Of course both camps would hate on each other. The Megadeth fans would complain that Oasis were crap, and the Pavement fans would call out the guitar wankers on their own self-importance. Neither side recognized the other's sovereignty. Musical genres are like religions in this way; their most enthusiastic adherents are the least tolerant of other methods of transcendence.
But here's the kicker: Metal might be the purest form of what we still call rock and roll. It's the most adolescent, hormonal form of music yet devised. Punk might like to think it is, but punk is too socio-politically aware to truly represent for the 14 year olds (Green Day notwithstanding). If rock and roll is defined exclusively as teenage music, and if teenagers are defined as those who like to alternately party and scream in angst, then metal has the bases covered.
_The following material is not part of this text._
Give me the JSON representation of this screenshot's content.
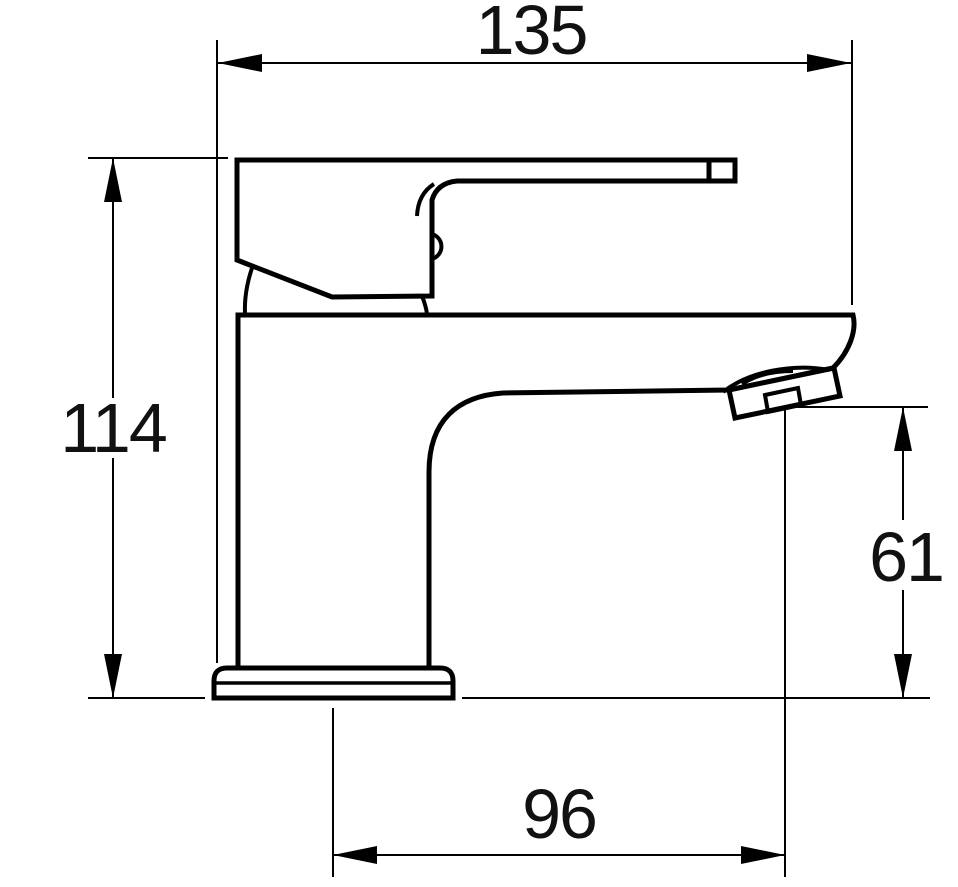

No band made great party music like Van Halen and no band was as frustrated as Metallica.
In many ways, metal is about empowering the unempowered. A skinny gay kid who likes leather and has a really high singing voice can start a band called Judas Priest and become one of the biggest badasses in his world. A Swedish nerd with a funny name who loves classical music and Deep Purple can dominate an entire guitar community simply by practicing relentlessly until his name, Yngwie, is synonymous with virtuosity. You can point out the inherent silliness of these guys, but you cannot deny how they have fashioned their own universe wherein they are kings. And as tempting as it is to decry them as masturbatory or self-indulgent, be first absolutely certain that you're not secretly jealous of the intense hours of practice that they have put in to accomplish something that you fear you never could.
This isn't to say that practicing an instrument is the only path to musical excellence, but you have to admit that it is a valid path. Math rock, a distinctly indie rock phenomenon, really isn't possible without it. Bands like Don Caballero and Pelican are proving that there is value in instrumental virtuosity. And stoner-rock bastards like Mastodon are clearly cribbing their balls-heavy guitar tones and riffs more from the thrash metal community than from punk.
Admit it. Metal is nothing to be ashamed of. To not enjoy metal is to not appreciate the timeless appeal of adolescent music. If you're not ready to admit that you love some metal, you at least have to give its practitioners their props. It's just another of the many peculiar languages contained within music.